The career fair was at a university in the Bay Area. StrongDM had a booth—a table, really, with a banner and some stickers and a QR code linking to the careers page. Justin was there because he believed CTOs should occasionally stand at career fair tables and talk to undergraduates. It kept you honest about what the next generation was thinking.

She was a junior, computer science major, and she waited until the three students ahead of her had each taken a sticker and moved on before she approached. She had the look of someone who'd been rehearsing a question.

"I read about your software factory," she said. "The one where AI writes all the code."

"That's a simplification, but yes," Justin said. "Go on."

"If AI writes all the code..." She paused. Restarted. "I'm about to spend two more years learning to write code. If AI writes all the code, what will I do?"

Justin didn't give her the comfortable answer. He didn't say "AI will just be a tool" or "there will always be jobs for programmers." Those were the answers she'd heard from every other booth, and she'd come to this one specifically because she sensed they weren't true.

"You'll describe the world," Justin said.

She blinked.

"The factory doesn't eliminate the need for human intelligence. It redirects it. Right now, programmers take a requirement, figure out the design, and express it in code. In the factory, humans take a requirement and express it as a specification—a precise description of what the software should do, how it should behave, what scenarios it should handle. Then agents implement the specification. But the specification requires deep understanding of the problem domain. It requires knowing what to build and why. It requires judgment."

He paused to let her process.

"The skills you're learning aren't wasted. Understanding how software works—data structures, algorithms, systems architecture—that knowledge makes you better at describing what software should do. You don't stop needing to understand the machine. You stop needing to type the instructions by hand."

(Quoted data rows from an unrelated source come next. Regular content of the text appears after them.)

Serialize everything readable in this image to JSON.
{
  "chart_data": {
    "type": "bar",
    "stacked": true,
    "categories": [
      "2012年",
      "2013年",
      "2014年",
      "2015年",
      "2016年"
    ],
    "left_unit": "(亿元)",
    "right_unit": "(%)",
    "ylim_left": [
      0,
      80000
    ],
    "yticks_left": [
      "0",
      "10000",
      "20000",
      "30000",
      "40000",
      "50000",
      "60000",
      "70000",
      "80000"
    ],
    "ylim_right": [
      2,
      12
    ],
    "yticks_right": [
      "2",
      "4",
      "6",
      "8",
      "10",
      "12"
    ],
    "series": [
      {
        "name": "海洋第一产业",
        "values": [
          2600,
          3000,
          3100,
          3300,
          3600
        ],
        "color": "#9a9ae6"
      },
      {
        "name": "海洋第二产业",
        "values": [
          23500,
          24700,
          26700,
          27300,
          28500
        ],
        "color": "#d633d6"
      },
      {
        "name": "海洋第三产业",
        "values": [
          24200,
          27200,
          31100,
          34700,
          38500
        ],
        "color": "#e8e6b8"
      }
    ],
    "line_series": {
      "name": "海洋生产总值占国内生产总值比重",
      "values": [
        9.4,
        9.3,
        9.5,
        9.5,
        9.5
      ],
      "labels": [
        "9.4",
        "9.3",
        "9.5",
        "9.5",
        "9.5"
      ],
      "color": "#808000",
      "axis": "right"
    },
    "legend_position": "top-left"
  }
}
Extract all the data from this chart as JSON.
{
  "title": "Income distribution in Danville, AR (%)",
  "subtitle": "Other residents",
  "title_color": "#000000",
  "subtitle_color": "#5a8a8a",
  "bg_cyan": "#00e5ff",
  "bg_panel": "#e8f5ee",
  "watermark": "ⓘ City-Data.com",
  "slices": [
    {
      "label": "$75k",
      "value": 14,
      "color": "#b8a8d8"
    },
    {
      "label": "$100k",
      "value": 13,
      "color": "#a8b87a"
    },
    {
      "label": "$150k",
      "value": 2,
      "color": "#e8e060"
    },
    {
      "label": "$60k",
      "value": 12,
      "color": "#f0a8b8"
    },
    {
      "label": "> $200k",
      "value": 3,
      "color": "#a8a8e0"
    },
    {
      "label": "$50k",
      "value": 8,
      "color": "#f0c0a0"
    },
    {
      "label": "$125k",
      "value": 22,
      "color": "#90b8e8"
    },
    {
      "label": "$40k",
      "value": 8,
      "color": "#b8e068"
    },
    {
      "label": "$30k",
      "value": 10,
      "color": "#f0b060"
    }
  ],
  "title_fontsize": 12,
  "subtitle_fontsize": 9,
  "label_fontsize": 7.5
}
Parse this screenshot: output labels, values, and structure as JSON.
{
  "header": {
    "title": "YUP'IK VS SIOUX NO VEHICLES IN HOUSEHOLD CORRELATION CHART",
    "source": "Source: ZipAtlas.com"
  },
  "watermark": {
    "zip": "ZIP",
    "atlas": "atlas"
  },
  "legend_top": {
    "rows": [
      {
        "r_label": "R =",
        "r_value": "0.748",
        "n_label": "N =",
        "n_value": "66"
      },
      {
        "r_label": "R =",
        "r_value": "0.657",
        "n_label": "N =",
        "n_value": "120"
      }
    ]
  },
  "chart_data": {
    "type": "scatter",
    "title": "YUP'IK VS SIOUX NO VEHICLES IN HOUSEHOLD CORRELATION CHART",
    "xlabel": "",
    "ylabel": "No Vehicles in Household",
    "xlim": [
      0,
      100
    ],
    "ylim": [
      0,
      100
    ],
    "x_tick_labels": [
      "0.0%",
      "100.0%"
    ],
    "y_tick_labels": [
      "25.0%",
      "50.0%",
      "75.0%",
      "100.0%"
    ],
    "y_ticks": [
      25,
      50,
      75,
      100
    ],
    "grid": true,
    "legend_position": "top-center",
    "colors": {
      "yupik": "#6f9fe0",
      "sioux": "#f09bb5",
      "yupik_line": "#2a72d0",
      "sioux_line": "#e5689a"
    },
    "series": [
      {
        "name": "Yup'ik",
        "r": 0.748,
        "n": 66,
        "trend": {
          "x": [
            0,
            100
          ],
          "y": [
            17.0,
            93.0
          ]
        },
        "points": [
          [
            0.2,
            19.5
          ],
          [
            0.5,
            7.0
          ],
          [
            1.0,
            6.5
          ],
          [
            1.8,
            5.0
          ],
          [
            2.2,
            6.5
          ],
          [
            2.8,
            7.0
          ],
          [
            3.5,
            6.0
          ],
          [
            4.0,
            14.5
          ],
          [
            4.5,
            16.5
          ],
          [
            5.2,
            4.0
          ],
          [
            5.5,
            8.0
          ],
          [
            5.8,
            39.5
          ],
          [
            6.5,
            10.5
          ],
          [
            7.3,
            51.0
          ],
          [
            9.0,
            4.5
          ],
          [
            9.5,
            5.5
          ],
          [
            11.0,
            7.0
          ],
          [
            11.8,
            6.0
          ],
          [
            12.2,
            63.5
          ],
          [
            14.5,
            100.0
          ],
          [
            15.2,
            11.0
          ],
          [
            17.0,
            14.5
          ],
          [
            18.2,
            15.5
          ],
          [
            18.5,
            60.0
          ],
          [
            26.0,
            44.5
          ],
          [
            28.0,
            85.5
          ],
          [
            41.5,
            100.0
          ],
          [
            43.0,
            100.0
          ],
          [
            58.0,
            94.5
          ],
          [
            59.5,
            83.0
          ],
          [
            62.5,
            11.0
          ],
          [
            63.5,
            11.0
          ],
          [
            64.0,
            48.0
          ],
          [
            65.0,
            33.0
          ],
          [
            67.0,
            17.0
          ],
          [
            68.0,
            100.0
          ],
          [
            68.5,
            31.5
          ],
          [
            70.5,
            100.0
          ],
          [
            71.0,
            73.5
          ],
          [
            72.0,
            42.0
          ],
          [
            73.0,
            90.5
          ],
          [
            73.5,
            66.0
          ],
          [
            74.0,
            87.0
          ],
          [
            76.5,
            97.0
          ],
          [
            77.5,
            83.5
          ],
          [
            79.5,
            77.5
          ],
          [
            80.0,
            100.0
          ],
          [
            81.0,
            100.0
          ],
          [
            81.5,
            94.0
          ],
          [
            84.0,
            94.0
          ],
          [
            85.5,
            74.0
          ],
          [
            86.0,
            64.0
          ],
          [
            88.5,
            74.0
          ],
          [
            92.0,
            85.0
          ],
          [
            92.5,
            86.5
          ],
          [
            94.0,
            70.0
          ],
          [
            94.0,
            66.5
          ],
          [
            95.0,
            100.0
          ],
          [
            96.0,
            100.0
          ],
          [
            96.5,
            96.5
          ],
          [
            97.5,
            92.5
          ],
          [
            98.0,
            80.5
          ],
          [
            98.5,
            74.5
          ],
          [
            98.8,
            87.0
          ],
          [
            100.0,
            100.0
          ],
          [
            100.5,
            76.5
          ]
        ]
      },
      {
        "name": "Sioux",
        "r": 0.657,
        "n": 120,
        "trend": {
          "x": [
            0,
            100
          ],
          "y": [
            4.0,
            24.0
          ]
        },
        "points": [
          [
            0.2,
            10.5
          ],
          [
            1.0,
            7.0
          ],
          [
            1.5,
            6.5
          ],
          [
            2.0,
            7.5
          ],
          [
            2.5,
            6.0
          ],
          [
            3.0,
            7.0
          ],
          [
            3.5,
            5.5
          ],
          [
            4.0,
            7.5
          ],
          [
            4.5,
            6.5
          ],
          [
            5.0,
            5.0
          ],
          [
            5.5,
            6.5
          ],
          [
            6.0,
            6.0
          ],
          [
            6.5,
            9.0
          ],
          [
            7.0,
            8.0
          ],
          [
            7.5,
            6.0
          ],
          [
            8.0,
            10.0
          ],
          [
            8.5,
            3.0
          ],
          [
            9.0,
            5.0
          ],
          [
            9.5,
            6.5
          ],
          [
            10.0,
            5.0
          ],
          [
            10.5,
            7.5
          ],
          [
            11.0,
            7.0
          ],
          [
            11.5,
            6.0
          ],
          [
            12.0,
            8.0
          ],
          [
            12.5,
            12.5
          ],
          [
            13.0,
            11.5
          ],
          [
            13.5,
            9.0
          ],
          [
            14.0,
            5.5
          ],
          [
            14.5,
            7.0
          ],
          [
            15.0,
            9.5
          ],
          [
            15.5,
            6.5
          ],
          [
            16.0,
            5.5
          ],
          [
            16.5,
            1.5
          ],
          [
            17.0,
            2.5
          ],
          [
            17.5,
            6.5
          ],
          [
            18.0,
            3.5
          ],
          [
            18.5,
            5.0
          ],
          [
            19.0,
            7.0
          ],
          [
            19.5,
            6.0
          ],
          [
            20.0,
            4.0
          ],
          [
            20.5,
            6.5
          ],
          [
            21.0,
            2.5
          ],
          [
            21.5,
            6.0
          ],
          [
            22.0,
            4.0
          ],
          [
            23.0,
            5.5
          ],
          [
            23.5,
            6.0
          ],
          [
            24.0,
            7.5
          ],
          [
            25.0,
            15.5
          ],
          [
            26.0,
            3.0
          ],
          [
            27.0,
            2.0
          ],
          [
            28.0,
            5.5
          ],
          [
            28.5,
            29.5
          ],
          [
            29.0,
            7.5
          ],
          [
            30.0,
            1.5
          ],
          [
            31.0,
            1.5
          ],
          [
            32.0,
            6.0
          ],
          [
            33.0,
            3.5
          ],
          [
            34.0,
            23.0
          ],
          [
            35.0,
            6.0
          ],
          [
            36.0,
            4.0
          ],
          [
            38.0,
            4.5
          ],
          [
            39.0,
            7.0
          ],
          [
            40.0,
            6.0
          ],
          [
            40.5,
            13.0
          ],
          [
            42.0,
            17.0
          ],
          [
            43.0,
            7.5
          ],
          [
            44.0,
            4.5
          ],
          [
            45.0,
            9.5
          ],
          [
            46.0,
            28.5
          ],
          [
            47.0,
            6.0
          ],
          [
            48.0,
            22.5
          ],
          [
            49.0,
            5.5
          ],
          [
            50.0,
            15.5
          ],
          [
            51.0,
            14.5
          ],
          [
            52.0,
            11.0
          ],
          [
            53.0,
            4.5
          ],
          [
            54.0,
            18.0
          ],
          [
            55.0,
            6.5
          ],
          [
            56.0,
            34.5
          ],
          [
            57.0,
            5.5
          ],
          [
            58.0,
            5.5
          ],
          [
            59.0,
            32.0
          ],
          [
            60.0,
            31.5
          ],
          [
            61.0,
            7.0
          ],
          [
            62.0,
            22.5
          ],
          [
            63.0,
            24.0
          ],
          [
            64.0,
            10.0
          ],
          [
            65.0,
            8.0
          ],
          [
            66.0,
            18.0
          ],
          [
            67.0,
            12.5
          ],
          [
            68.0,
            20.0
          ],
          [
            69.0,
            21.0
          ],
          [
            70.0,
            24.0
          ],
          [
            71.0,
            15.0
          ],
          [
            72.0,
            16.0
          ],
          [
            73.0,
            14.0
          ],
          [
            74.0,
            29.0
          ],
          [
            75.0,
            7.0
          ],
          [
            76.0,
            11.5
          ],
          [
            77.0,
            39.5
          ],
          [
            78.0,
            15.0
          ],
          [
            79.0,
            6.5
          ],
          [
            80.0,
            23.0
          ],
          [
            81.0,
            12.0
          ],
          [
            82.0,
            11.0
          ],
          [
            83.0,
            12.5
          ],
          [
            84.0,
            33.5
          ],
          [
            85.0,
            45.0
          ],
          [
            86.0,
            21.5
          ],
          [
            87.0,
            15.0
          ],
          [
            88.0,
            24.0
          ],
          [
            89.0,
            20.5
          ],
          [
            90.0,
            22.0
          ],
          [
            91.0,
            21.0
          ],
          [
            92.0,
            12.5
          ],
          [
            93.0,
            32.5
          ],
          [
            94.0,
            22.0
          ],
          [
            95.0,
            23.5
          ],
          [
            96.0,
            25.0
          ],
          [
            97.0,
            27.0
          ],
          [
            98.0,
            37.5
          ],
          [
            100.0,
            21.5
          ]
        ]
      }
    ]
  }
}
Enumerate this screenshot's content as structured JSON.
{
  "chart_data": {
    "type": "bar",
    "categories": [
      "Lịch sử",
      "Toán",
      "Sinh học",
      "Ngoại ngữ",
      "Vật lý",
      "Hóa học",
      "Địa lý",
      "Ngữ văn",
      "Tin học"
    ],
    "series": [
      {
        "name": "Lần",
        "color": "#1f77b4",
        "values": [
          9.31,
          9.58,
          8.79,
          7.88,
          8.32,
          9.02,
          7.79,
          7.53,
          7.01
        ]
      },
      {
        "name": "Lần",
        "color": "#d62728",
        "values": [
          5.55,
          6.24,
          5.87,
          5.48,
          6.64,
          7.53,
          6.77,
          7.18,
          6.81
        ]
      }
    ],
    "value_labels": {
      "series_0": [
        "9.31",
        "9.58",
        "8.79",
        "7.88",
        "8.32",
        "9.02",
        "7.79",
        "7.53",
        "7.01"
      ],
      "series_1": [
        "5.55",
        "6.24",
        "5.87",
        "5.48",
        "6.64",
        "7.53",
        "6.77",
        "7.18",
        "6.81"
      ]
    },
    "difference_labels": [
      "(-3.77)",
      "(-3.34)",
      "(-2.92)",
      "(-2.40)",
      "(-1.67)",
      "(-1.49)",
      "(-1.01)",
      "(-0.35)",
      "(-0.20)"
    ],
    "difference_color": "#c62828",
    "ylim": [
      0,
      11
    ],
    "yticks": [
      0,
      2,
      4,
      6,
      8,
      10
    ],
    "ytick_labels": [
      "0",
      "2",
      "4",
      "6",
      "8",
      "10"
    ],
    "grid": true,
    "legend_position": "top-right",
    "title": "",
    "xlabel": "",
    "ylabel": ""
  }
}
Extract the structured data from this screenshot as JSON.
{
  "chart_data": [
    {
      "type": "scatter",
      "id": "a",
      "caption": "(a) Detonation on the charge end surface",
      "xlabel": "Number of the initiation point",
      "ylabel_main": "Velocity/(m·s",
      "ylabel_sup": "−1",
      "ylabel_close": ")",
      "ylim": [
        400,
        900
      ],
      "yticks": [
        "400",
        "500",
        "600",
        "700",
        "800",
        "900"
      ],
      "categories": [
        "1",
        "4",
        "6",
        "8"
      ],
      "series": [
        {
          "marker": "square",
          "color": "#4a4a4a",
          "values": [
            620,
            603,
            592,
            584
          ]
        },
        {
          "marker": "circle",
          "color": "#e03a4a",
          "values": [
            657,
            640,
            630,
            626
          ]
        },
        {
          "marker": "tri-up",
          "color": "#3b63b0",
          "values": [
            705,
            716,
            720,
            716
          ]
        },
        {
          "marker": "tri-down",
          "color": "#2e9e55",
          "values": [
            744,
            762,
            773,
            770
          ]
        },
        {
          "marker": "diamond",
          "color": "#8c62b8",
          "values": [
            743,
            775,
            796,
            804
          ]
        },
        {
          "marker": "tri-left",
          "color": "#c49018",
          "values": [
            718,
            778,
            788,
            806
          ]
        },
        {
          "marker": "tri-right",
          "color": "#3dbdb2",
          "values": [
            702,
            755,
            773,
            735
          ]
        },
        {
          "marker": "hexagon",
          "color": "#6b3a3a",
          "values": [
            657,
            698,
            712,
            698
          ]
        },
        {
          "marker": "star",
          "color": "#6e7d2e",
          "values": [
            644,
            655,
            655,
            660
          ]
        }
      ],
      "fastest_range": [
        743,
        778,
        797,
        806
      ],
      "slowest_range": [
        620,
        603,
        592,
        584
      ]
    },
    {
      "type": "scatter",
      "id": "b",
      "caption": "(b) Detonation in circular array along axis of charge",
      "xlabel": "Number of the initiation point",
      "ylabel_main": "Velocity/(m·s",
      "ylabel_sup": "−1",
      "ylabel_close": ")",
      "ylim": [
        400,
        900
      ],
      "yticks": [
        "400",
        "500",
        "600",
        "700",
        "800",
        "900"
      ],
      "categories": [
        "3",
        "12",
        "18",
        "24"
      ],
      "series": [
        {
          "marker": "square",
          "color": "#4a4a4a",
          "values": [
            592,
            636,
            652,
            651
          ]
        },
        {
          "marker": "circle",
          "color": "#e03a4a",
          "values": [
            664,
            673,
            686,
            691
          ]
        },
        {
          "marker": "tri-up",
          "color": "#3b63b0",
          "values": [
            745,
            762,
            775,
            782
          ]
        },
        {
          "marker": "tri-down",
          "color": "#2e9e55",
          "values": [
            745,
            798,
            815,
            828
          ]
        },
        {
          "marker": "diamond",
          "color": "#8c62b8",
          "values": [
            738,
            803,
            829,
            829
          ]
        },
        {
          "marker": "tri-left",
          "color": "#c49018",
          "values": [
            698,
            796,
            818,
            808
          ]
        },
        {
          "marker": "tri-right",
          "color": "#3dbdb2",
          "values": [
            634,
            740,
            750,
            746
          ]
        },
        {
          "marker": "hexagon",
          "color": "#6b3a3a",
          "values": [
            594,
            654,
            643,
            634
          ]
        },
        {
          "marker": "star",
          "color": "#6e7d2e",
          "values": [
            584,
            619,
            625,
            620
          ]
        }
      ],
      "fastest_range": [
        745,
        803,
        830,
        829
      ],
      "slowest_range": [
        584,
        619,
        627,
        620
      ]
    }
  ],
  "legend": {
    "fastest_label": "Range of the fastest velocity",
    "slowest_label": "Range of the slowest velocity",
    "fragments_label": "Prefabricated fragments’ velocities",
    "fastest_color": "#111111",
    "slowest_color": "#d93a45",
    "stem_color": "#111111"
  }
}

"So I'd be writing specs instead of code?"

"You'd be writing specs. Designing scenarios. Building digital twins. Thinking about what 'correct' means for a given system and figuring out how to measure it. You'd be doing the hardest part of software engineering—the part that was always the hardest part. The implementation was never the hard part. Understanding the problem was the hard part. We just used to do them both at the same time."

She was quiet for a moment. Then she said, "That actually sounds more interesting than writing code."

Justin smiled. It was the right answer, and she'd arrived at it herself, which was better than if he'd handed it to her.

"Keep learning to code," he told her. "But start paying more attention in your requirements engineering class. That's the one that's going to matter."

She took a sticker and left. Justin watched her go and hoped she'd remember the conversation. Some career fair conversations evaporate by dinner. Some change the shape of a career. He couldn't know which kind this one was.

Kudos: 167

cs_undergrad 2025-11-23

As a CS junior, this is the first time the "what will I do" question got an answer that didn't feel like a dodge. "You'll describe the world." Not "don't worry, there will still be jobs." An actual reframing of the role.

req_eng_prof 2025-11-24

"Start paying more attention in your requirements engineering class." I teach requirements engineering. I'm printing this story and taping it to my office door. This is the vindication my field has been waiting for.